Ive been discussing the proper use of Googles Website Optimizer tool you may find in Adwords. The tool will rotate landing pages for you, the marketer, to conduct proper AB testing to finally arrive at a killer landing page that converts your traffic to actual leads, deals and profit.

My prior article discussed the first step of test very different landing pages against each other. By doing this, you will arrive a particular architecture which works most efficiently with your target audience.

After this first crucial step, you are now ready to begin testing the internals of your landing page, one against the other.

To do this you will only change one important item at a time. If you test various changes your results can be quite confusing, and you may not understand why. So, avoid this problem by starting with the most important items first and move down the proverbial ladder as you go along.

The most important item to test first is your offer. Any strong landing page will have one particular offer that it directs its prospects to accept and it is this offer which you must test. This is actually a reasonably complex thing to test because there are many variables.

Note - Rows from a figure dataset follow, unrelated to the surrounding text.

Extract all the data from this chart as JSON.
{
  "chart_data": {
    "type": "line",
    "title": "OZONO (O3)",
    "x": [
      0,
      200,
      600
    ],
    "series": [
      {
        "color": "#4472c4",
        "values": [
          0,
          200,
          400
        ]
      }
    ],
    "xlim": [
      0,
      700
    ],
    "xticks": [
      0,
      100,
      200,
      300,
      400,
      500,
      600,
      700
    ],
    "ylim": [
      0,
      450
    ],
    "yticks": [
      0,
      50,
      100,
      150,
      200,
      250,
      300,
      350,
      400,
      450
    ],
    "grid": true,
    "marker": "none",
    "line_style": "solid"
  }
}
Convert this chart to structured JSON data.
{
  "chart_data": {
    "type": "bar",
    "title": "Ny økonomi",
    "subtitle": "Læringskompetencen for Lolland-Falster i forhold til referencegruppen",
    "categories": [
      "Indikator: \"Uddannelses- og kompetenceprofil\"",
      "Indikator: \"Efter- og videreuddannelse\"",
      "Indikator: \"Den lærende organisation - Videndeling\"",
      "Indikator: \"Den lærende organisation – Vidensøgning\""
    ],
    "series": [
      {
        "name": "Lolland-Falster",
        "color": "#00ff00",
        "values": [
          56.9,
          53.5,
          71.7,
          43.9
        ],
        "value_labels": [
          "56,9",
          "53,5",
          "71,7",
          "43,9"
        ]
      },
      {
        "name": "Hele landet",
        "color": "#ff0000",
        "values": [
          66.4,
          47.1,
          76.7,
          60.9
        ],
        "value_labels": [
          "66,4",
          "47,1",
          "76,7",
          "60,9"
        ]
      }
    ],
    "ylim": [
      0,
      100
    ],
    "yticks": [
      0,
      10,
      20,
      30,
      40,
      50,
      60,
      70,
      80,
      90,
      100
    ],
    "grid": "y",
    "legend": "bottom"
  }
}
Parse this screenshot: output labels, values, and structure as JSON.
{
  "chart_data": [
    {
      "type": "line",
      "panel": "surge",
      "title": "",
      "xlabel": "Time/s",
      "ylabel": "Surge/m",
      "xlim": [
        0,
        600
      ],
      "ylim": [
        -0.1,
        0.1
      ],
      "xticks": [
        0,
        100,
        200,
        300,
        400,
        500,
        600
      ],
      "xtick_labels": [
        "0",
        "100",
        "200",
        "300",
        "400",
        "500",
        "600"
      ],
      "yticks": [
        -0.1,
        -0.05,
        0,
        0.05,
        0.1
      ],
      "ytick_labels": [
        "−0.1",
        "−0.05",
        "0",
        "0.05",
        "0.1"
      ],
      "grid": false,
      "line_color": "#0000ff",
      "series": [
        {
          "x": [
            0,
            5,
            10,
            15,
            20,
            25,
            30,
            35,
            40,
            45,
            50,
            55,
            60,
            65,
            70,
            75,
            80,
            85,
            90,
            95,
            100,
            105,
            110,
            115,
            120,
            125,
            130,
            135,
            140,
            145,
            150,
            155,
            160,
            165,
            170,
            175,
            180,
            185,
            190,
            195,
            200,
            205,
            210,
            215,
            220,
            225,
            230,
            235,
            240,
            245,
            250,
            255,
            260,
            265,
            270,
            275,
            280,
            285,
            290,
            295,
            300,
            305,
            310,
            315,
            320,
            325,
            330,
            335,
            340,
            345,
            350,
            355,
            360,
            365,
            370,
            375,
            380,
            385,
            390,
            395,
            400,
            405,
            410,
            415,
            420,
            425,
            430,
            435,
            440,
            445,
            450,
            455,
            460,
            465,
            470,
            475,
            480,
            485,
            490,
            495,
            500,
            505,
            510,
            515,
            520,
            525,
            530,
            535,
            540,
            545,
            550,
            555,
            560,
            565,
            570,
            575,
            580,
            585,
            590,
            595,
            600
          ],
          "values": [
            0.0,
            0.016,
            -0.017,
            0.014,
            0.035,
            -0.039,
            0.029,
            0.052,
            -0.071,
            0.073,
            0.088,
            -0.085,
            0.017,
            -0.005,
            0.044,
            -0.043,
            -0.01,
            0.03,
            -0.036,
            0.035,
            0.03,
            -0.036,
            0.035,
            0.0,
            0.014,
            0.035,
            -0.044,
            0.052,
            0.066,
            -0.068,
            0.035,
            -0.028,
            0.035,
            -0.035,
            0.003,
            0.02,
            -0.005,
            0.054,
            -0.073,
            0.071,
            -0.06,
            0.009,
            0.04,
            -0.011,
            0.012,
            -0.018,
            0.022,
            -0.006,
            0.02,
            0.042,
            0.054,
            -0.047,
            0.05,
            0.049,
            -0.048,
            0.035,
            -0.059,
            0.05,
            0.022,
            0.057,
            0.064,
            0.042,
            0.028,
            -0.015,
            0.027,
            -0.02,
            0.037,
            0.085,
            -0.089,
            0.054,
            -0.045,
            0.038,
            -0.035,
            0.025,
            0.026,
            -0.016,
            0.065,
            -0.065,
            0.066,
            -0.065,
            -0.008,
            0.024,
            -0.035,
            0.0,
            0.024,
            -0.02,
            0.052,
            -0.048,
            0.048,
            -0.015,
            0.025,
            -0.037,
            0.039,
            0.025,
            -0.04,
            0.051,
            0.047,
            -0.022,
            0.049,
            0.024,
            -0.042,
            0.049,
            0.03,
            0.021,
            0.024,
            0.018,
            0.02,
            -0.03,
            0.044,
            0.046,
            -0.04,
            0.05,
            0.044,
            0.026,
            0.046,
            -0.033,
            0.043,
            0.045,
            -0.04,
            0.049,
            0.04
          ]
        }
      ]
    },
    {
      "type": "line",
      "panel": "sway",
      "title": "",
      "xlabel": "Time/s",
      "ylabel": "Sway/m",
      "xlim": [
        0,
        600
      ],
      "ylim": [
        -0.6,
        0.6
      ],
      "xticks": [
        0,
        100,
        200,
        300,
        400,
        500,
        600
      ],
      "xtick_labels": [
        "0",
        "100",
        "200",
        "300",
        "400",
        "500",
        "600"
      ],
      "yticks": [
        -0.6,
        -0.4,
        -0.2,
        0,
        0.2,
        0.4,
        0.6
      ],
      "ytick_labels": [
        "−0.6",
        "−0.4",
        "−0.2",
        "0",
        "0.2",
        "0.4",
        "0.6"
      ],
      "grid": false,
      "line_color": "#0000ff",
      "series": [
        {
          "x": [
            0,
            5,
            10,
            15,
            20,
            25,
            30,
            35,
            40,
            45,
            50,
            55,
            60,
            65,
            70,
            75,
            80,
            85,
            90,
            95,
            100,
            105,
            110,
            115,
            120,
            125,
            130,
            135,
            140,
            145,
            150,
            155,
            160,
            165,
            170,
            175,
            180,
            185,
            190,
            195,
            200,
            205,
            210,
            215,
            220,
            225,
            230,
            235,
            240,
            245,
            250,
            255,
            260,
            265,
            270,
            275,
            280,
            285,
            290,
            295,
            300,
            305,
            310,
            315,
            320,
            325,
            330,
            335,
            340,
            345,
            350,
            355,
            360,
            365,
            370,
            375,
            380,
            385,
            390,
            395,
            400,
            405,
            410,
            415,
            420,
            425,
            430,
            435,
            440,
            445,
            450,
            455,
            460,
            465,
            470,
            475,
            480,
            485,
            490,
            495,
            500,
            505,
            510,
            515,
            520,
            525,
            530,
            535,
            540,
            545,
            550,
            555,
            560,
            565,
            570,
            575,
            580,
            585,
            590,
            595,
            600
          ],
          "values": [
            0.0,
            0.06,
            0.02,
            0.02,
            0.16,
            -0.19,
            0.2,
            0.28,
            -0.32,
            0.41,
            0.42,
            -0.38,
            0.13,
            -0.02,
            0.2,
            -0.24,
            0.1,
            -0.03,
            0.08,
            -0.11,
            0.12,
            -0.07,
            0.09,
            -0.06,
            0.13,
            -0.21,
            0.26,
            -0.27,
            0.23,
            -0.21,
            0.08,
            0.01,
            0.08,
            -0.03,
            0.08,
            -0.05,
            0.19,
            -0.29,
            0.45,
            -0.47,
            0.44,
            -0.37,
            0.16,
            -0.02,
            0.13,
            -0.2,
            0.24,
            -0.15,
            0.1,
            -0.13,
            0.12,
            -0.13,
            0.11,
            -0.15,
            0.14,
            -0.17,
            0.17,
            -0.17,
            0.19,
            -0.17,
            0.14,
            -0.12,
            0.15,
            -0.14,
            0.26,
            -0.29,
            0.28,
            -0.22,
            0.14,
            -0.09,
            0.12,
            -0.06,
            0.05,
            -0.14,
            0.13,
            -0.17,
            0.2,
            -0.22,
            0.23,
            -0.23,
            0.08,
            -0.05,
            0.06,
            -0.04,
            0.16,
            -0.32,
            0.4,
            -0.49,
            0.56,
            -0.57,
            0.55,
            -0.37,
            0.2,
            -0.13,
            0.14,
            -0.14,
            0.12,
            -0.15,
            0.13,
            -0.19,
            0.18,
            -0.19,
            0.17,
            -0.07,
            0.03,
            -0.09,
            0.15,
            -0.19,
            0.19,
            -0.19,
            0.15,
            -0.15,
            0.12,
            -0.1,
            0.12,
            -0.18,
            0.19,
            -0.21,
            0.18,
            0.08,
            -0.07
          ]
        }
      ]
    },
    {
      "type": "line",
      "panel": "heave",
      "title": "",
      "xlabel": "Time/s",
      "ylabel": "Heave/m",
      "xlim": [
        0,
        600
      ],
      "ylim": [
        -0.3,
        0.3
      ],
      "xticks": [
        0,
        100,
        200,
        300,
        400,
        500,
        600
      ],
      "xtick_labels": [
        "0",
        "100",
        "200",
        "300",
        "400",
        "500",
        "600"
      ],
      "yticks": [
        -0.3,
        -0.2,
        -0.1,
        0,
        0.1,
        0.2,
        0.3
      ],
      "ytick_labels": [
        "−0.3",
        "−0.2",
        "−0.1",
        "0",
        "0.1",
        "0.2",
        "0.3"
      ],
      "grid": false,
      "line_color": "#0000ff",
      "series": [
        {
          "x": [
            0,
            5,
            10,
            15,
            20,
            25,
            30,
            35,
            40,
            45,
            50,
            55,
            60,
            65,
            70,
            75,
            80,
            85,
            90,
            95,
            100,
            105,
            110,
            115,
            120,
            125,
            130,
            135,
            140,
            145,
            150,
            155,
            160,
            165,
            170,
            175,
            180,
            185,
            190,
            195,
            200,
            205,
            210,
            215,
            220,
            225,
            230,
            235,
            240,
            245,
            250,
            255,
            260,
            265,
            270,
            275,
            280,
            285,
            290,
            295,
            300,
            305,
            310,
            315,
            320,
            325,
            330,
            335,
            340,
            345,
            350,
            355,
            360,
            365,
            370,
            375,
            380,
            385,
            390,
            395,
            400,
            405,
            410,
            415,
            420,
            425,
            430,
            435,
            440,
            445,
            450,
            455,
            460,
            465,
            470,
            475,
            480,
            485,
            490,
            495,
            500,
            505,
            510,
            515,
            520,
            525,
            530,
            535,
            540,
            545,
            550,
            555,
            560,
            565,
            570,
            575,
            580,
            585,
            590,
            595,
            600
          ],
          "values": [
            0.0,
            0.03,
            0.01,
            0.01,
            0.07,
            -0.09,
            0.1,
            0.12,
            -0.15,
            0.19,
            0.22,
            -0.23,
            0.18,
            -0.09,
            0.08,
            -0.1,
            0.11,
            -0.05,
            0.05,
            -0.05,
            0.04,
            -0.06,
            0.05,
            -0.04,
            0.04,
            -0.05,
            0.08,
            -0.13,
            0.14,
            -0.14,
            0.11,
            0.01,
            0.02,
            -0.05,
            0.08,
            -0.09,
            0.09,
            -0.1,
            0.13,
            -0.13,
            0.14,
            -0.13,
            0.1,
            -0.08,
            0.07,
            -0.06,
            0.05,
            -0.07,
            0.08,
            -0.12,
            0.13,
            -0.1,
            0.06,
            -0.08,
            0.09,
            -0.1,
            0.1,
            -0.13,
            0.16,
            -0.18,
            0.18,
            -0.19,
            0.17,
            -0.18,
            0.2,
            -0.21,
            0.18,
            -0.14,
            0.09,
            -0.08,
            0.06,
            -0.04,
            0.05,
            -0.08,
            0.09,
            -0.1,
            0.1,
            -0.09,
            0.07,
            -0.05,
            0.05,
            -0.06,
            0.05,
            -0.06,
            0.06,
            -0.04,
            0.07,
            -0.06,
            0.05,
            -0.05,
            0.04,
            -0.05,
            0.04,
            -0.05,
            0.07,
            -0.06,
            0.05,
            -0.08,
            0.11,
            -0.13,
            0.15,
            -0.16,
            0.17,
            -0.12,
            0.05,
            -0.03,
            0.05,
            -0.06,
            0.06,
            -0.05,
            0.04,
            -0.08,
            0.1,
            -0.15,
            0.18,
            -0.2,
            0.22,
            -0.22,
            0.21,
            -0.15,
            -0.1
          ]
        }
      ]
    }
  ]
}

The first is the offer itself. You should test various offers to arrive at the one that converts best. From there, you should move into various copy and length of the headline of the offer, and then to the actual size, location and graphics of the offer.

A piece of copywriting advice to consider If you would consider your offer unrefusable to your target audience, it goes a long way to its effectiveness. Granted, most people will refuse your offer, but we are in the business of winning battles.

After your offer is converting as well as it can, you can now move into other less important factors. I like to move into the web form or response channel as the structure of this can have a huge impact on conversions.

Often, a very long web form, in which the prospect is filling out too much information, can have a disastrous effect on conversions. Conversely, too little info can have the same effect. This is something you must test.

And so it goes until you arrive at a monster landing page.